Andrew Lentvorski wrote:
Tracy R Reed wrote:
Correction: It is licensed under the CDDL. Which is apparently
incompatible with GPLv2. I could have sworn Sun released something under
the GPLv3 recently just because they didn't want its code to be able to
be used in the Linux kernel...
Excuse me? Here let's turn this around: "Well, if Linux just sucked it
up and switched its license to GPLv2 or later/BSD/MIT, they wouldn't
have this problem."
See the problem with your argument now?
Not really as I do wish Linux would get switched to GPLv2 or later.
First, the CDDL doesn't stop the *BSD folks. So, what does Sun gain?
Even *if* their decisions slow down Linux, stuff will just move to
FreeBSD. Sun, in fact, has been working *really hard* to help get ZFS
ported as far and wide as possible. Linus *rejected* their help.
BSD is a pretty well marginalized OS that isn't displacing nearly as
much Solaris as Linux is.
Second, Linux *chose* to be "GPLv2 only" instead of "GPLv2 or later".
The fact that choice is starting to bite is a Linux problem--not a Sun
problem. Linux wanted to make a statement with its license and now has
to live with the consequences.
I'm not sure how much of a problem it really is yet but if it is a
problem it seems Sun isn't afraid to exploit it.

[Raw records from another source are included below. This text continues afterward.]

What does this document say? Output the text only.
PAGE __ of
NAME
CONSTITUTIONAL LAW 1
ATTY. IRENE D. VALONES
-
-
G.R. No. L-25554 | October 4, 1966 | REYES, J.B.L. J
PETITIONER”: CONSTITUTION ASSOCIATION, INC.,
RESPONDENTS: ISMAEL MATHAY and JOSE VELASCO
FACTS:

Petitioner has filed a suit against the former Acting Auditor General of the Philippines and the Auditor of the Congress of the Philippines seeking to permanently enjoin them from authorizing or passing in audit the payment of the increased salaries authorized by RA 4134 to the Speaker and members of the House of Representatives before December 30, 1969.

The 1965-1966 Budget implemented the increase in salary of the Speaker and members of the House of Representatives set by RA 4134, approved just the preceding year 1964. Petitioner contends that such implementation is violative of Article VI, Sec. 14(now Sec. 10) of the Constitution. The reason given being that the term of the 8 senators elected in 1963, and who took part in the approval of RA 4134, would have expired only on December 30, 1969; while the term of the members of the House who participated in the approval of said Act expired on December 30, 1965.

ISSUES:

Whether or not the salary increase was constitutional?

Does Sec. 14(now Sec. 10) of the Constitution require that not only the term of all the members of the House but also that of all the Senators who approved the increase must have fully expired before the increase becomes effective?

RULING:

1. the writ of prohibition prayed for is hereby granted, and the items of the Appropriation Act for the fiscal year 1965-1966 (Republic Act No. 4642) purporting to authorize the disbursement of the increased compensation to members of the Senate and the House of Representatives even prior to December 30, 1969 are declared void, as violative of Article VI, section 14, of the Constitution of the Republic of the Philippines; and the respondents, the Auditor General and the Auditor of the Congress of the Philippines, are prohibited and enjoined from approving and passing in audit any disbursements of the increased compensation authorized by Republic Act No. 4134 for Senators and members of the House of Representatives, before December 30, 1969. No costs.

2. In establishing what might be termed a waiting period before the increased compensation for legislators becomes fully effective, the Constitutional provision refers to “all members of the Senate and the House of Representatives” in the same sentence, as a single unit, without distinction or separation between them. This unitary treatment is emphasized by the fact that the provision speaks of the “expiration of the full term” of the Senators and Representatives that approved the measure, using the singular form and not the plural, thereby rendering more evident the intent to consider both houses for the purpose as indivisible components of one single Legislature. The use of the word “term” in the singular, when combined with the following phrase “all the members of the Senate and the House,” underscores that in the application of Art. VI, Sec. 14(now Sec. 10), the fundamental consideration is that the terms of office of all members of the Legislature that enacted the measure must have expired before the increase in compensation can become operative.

Third, the code flows from Sun to Linux *FAR* more than the other way
around. See: huge quantities of Gnome, OpenOffice, RPC, NFS, DTrace,
and now Java. For a Linux person to be griping about the exchange being
unfair kinda drives home the point about open source folks being greedy,
ungrateful bastards.
I'm not saying it's unfair. They can license their code however they
like. I'm just pointing out their strategy. They don't stand to make
much money directly off of the things you mention above because they are
pretty much commoditized. But it seems they would like to stop people
from moving to Linux/x86 from Solaris/Sparc since that remains their
bread and butter. Gnome was already GPL'd before Sun got involved,
OpenOffice is a commodity, RPC is ancient and best not used these days,
ditto for NFS (invented all the way back in 1984 along with RPC. These
20+ year old examples always get thrown out when it comes to example of
Sun sharing code) if only we had something better to replace it but
Linux's NFS was implemented from scratch IIRC (if it weren't it would be
of Sun or BSD origin and you would be much happier with its respect of
filesystem semantics, right?). Java was an attempt to lock people into
Sun's language much like C# is Microsoft's belated attempt (and Java
rip-off) but they didn't really succeed with the lock-in after the whole
browser applet thing crashed in the early days. Are any of the BSD's
even bundling Sun's Java as part of their standard install or have it
available for install from a package repository? ZFS and DTrace are the
only things left I might like to have and coincidentally they are both
things that would have to be integrated into the Linux kernel and have
an incompatible license. GPL was good enough for Sun's involvement with
Gnome, OpenOffice, and various other things but not things that directly
touch the Linux kernel which could cost them some Solaris/Sparc sales.
Linus chose the license. If it's causing problems, bitch to Linus.
For the most part it isn't. This ZFS thing is the only case of any
license problems between Sun and Linux that has kept something out of
the kernel that I might want to play with. And if it's really that great
I'm sure someone will code up a Linux implementation of the same ideas
unless Sun goes software-patent lawsuit crazy on us. That would be
interesting. We could watch them play "We're good community citizens,
here's a bunch of code!" to "Don't implement your own or we'll sue!". It
just seems to me that Sun has always been rather schizophrenic in their
treatment of the FOSS community and although I'm grateful for their
contributions in certain areas I don't completely trust them in all areas.